Applying the Results

  • Always consult with a veterinarian for specific treatment recommendations.
     
    Staphylococcus aureus and Streptococcus agalactiae are contagious pathogens.
    • Contagious pathogens are spread from cow to cow. In addition to a veterinarian’s treatment recommendations, consider evaluating parlor prep procedures, using dry cow therapy, and implementing fly-control techniques.
    Difference in how milk ad microorganisms look after streaking
  • Gram-negative bacteria are typically environmental pathogens.
    • Environmental pathogens spread through the cow’s interaction with the farm facilities and include coliforms. Coliforms signify that the pathogens come from the cow’s manure. In addition to a veterinarian’s treatment recommendations, consider evaluating bedding cleanliness, alley cleanliness, and pasture mud levels; fencing off ponds and creeks; and maintaining clean and dry areas for cows to lie down.
       
Staphylococcus aureus displaying hemolysis on Factor agar.

Conclusions

On-farm bacteriological culturing can provide many benefits to the dairy farmer, including reduced antibiotic use, the ability to improve treatment success by treating the right bug with the right drug, and the chance to better understand what pathogens are present within the herd in order to make management changes. On-farm bacteriological culturing saves time and money compared to sending milk samples to a laboratory for testing. Producers can get results within 24 hours and develop a specific treatment plan for the infected cow based on veterinary recommendations.

 

References

Lago, A., S. M. Godden, R. Bey, P. L. Ruegg, and K. Leslie. 2011a. The selective treatment of clinical mastitis based on on-farm culture results: I. Effects on antibiotic use, milk withholding time, and short-term clinical and bacteriological outcomes. J. Dairy Sci. 94:4441–4456.

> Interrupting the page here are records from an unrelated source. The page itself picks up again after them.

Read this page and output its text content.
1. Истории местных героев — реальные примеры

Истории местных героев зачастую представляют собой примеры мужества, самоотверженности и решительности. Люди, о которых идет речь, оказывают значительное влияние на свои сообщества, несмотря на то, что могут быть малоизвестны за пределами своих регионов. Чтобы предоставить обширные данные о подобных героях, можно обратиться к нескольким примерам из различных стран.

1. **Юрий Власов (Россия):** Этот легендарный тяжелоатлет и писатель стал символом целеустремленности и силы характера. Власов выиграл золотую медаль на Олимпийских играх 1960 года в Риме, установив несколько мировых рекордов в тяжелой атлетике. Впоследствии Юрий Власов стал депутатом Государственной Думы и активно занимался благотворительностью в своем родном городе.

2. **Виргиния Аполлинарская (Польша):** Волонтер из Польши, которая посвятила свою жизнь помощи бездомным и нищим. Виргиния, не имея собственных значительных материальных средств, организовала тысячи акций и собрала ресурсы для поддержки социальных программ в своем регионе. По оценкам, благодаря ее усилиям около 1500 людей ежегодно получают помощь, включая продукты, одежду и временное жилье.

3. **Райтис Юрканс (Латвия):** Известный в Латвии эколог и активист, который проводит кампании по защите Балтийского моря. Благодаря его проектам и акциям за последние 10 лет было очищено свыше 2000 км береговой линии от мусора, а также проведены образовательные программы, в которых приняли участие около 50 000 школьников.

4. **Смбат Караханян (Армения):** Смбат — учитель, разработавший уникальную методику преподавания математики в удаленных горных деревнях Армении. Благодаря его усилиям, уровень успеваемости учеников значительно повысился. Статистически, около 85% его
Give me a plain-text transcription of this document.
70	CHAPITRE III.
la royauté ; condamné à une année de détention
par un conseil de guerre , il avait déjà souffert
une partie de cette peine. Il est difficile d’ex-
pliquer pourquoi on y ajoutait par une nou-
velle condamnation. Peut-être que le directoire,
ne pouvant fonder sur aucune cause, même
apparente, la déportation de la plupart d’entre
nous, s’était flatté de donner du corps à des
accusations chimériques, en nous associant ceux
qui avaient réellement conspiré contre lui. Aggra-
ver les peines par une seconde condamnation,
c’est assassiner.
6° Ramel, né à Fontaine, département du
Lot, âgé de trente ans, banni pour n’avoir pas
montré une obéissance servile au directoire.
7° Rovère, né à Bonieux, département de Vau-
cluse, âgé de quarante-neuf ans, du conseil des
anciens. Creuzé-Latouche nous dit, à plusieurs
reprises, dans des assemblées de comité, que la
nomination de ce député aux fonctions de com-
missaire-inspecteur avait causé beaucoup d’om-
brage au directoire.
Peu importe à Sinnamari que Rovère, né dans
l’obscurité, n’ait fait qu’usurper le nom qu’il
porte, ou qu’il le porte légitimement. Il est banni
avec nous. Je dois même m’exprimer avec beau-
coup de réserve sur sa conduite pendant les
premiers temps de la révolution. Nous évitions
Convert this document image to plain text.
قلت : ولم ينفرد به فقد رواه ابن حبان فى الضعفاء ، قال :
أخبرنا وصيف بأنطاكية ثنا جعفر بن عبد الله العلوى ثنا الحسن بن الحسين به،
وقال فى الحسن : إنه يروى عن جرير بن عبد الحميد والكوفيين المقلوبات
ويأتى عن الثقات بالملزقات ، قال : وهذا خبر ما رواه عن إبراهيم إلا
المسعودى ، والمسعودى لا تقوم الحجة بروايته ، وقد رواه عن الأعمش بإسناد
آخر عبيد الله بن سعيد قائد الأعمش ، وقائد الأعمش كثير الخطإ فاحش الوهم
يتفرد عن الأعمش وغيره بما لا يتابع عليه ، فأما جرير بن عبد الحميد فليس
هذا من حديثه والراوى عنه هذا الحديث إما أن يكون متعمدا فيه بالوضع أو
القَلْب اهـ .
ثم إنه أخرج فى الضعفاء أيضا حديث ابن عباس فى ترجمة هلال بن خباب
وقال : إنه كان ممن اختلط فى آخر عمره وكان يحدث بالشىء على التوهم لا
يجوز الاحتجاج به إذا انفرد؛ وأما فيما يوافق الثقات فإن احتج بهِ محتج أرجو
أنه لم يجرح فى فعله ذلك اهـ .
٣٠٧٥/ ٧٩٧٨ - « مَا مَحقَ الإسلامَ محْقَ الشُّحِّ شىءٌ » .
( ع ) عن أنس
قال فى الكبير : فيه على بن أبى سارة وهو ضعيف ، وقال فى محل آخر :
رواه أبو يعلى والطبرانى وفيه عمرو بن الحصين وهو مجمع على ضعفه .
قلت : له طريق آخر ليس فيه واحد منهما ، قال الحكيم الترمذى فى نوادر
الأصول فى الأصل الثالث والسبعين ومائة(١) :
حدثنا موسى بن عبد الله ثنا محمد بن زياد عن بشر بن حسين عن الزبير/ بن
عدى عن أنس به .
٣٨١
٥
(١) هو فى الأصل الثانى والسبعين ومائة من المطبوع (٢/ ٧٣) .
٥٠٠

Lago, A., S. M. Godden , R. Bey , P. L. Ruegg , and K. Leslie. 2011b. The selective treatment of clinical mastitis based on on-farm culture results: II. Effects on lactation performance, including clinical mastitis recurrence, somatic cell count, milk production, and cow survival. J. Dairy Sci. 94: 4457-4467.

Pol, M., and P. L. Ruegg. 2007. Relationship between antimicrobial drug usage and antimicrobial susceptibility of Gram-positive mastitis pathogens. J. Dairy Sci. 90:262–273.

Pyörälä, S., L. Kaartinen, H. Käck, and V. Rainio. 1994. Efficacy of two therapy regimens for treatment of experimentally induced Escherichia coli mastitis in cows. J. Dairy Sci. 77:453–461.

 

 

Publication 3141 (POD-10-17)

By Brittany Bowman, Extension Undergraduate Apprentice, and Amanda Stone, PhD, Assistant Professor, Animal and Dairy Sciences.

Copyright 2017 by Mississippi State University. All rights reserved. This publication may be copied and distributed without alteration for nonprofit educational purposes provided that credit is given to the Mississippi State University Extension Service.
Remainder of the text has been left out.